I gasped as the cushion, meant to land harmlessly in Luke’s hands, barely brushed his fingers before being sucked into the swirl of colour. It disappeared without a trace, as if the fabric had been swallowed whole by the very air.
"Shit," Beatrix whispered, now entirely transfixed. Her posture shifted; she leaned forward, as if half-expecting to see the cushion come back out. "That's incredible."
I raised the wine bottle to my lips and took another slow swig, the taste now as familiar as the feelings I was trying to smother. Confusion. Fear. A strange excitement I didn’t quite want to admit.
"I have another idea," Luke announced, cutting through the silence again. He crossed the room and began gathering Duke and Henri's small beds and their box of soft toys—things that still carried the warm imprint of their little bodies. It was such an oddly tender act, seeing him gently tuck the toys into the box like he was sending the dogs away to boarding school, not into another dimension.
"Good idea," Beatrix nodded, apparently still caught in a childlike daze.
"Oh yeah," I added, trying to sound casual as I gripped the neck of the bottle. Then, balancing it awkwardly in the crook of my arm, I began rummaging through my handbag with one hand, finally pulling out the envelope—the one I’d folded and refolded half a dozen times this morning.
"Can you give this to Jamie for me?" I asked, placing the envelope gently in the box with the toys, as if doing so would ensure it arrived more safely.

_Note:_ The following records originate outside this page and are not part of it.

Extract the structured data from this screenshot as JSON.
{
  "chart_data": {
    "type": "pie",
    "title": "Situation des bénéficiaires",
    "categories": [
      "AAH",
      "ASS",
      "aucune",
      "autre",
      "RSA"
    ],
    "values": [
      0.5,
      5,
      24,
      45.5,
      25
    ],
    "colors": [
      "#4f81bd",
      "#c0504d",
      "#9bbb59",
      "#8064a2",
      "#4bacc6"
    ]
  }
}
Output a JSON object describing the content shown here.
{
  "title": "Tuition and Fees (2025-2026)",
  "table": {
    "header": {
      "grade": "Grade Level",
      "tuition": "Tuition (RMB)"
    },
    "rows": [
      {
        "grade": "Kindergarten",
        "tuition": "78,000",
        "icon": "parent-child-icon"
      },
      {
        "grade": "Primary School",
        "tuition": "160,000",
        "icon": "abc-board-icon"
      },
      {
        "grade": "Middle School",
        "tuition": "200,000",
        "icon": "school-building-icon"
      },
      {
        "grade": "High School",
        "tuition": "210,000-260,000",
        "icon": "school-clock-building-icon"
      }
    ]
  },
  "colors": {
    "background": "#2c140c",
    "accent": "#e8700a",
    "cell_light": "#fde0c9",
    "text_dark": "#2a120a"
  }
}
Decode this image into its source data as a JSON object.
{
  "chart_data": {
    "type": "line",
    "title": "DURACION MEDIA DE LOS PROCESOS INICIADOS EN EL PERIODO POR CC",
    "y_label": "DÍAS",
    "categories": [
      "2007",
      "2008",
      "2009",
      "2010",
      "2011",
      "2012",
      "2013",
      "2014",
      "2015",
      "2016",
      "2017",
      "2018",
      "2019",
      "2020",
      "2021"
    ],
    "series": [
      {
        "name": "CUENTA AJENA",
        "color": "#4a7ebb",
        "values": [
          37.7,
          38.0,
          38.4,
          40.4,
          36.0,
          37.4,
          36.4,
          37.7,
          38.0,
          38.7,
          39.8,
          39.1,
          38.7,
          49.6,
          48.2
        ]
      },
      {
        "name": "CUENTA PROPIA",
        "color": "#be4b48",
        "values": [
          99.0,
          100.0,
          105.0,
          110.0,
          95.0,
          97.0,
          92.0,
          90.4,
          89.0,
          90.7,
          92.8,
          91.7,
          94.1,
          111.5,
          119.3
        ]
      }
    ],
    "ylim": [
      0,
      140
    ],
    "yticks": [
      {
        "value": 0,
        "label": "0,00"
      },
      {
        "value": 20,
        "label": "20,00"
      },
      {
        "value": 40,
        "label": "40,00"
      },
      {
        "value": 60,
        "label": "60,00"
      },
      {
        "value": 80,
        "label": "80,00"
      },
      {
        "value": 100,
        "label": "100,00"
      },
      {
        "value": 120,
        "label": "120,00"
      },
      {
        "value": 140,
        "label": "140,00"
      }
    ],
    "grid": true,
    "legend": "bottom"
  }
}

"What's this?" Luke asked, eyeing the envelope with mild curiosity.
I paused. There was a risk, of course—he might open it, read it. But I had to take that chance. Something in me needed to believe the message would reach Jamie, that he would know I was still trying to connect with him. "It's a letter for Jamie," I said at last, my voice betraying the hope I was too tired to hide.
"You wrote him a letter?" Beatrix turned to me, her eyebrow arched, tone leaning toward mockery.
"Yeah, well, I figured I can't exactly talk to him, can I?" I snapped, more defensive than I meant to be. The words stung as they came out, but I didn’t take them back.
"Oh, yeah. I see your point," Beatrix said after a moment, nodding slowly. Her voice softened, and she didn’t press the matter further.
Luke gave us a final glance, his expression unreadable, then turned back to the Portal. Without hesitation, he stepped into the vibrant shimmer, the box tucked under one arm. His figure dissolved instantly into the glowing veil, gone again like he’d never existed in the room at all.
Beatrix and I remained on the couch, clutching our glasses, surrounded by wine bottles, secrets, and silence. Outside the world ticked on, unchanged, while inside, ours had already split wide open.